Neo4j CSV import being too slow

2019-09-11 21:33发布

问题:

I know this question has been asked several times but none of the answers solved my problem. I am using the following query to import the data:

USING PERIODIC COMMIT
LOAD CSV WITH HEADERS FROM
'file:///C:/Users/Zo5/Documents/Neo4j/check/import/result1.csv' AS line1
MERGE (p:Person {forename:line1.forename, surname:line1.surname,     nationality:line1.nationality, occupation:line1.occupation, title:line1.title})

but the process is too slow. The CSV file is about 700MB. It takes about 15 minutes for 0.01 GB to be imported. I have tried the same query on a new database and the process is a lot faster. Does anyone know what might cause this problem?

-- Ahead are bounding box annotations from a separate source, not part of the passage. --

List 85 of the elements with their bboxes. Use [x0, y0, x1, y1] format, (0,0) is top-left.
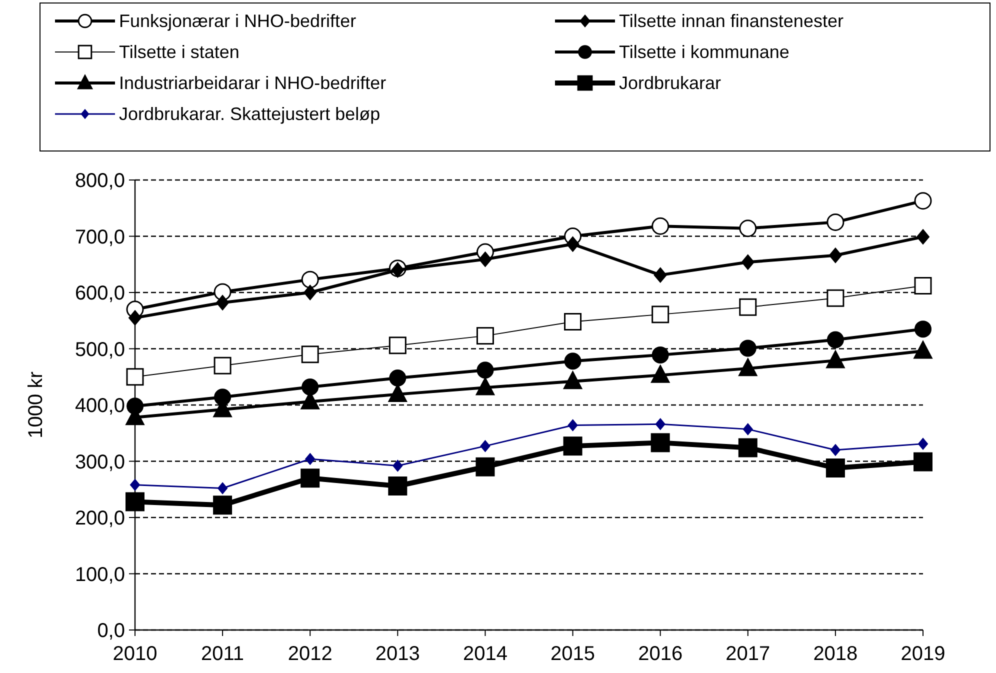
x-tick-label: 2010: [112, 643, 158, 665]
legend-label: Industriarbeidarar i NHO-bedrifter: [119, 73, 386, 93]
point: [301, 270, 319, 288]
y-tick-label: 100,0: [74, 564, 125, 586]
point: [564, 352, 582, 370]
point: [741, 254, 754, 270]
point: [128, 310, 142, 326]
x-tick-label: 2011: [201, 643, 244, 665]
y-tick-label: 200,0: [74, 508, 125, 530]
x-tick-label: 2012: [288, 643, 332, 665]
point: [650, 364, 670, 383]
point: [650, 433, 670, 452]
legend-label: Jordbrukarar: [619, 73, 722, 93]
point: [738, 438, 758, 458]
point: [563, 436, 582, 456]
y-tick-label: 600,0: [74, 282, 125, 304]
point: [388, 336, 406, 354]
x-tick-label: 2013: [375, 643, 420, 665]
point: [566, 236, 580, 252]
y-tick-label: 300,0: [74, 451, 125, 474]
point: [389, 370, 406, 386]
x-tick-label: 2014: [462, 643, 508, 665]
point: [826, 331, 844, 348]
point: [563, 370, 582, 390]
point: [830, 444, 840, 456]
x-tick-label: 2018: [813, 643, 858, 665]
point: [826, 350, 845, 368]
legend-label: Tilsette innan finanstenester: [619, 11, 844, 31]
legend-label: Tilsette i staten: [119, 42, 240, 62]
y-tick-label: 500,0: [74, 338, 125, 361]
point: [388, 476, 408, 496]
point: [914, 192, 932, 210]
y-tick-label: 700,0: [74, 226, 125, 248]
x-tick-label: 2017: [726, 643, 770, 665]
point: [826, 213, 844, 231]
point: [218, 482, 228, 494]
legend-label: Jordbrukarar. Skattejustert beløp: [119, 104, 380, 124]
point: [564, 313, 582, 330]
point: [300, 468, 320, 488]
point: [392, 460, 403, 472]
legend-label: Tilsette i kommunane: [619, 42, 790, 62]
point: [568, 419, 578, 432]
point: [826, 458, 845, 478]
point: [476, 457, 495, 476]
point: [304, 284, 317, 300]
point: [478, 252, 492, 268]
point: [476, 327, 494, 345]
point: [302, 378, 319, 396]
point: [126, 368, 144, 386]
point: [301, 346, 319, 364]
point: [130, 478, 140, 491]
point: [655, 418, 666, 430]
point: [826, 289, 844, 307]
point: [476, 377, 495, 396]
point: [914, 320, 932, 338]
y-tick-label: 0,0: [97, 620, 125, 642]
point: [916, 229, 930, 245]
point: [828, 248, 842, 264]
x-tick-label: 2019: [900, 643, 946, 665]
point: [914, 452, 932, 472]
point: [914, 277, 932, 294]
point: [652, 346, 669, 364]
point: [652, 306, 670, 324]
legend-label: Funksjonærar i NHO-bedrifter: [119, 11, 356, 31]
y-axis-title: 1000 kr: [25, 371, 47, 438]
point: [126, 492, 144, 512]
point: [213, 496, 232, 515]
point: [739, 220, 757, 238]
point: [476, 362, 494, 379]
point: [738, 358, 758, 376]
y-tick-label: 800,0: [74, 170, 125, 192]
point: [305, 453, 316, 465]
x-tick-label: 2016: [638, 643, 683, 665]
point: [480, 440, 490, 452]
point: [652, 217, 670, 235]
y-tick-label: 400,0: [74, 395, 125, 417]
point: [216, 294, 230, 310]
point: [654, 267, 667, 283]
point: [739, 340, 756, 357]
point: [214, 356, 232, 374]
point: [739, 298, 757, 316]
point: [742, 423, 753, 436]
x-tick-label: 2015: [550, 643, 596, 665]
point: [918, 438, 928, 450]
point: [914, 340, 932, 359]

Note that I have index on forename.

回答1:

What are the properties that uniquely identify a person? Use THOSE properties for the MERGE, then use ON CREATE SET for the remaining properties.

As it is now your query, for each MERGE, it will compare the :Person with all your given properties to the existing set of :Persons to see if they already exist. By narrowing down the properties used in your MERGE, you will have less to compare, though the comparisons will still happen and your inserts will get steadily slower.

If you know that the :Persons you are adding do not already exist, then use CREATE instead of MERGE.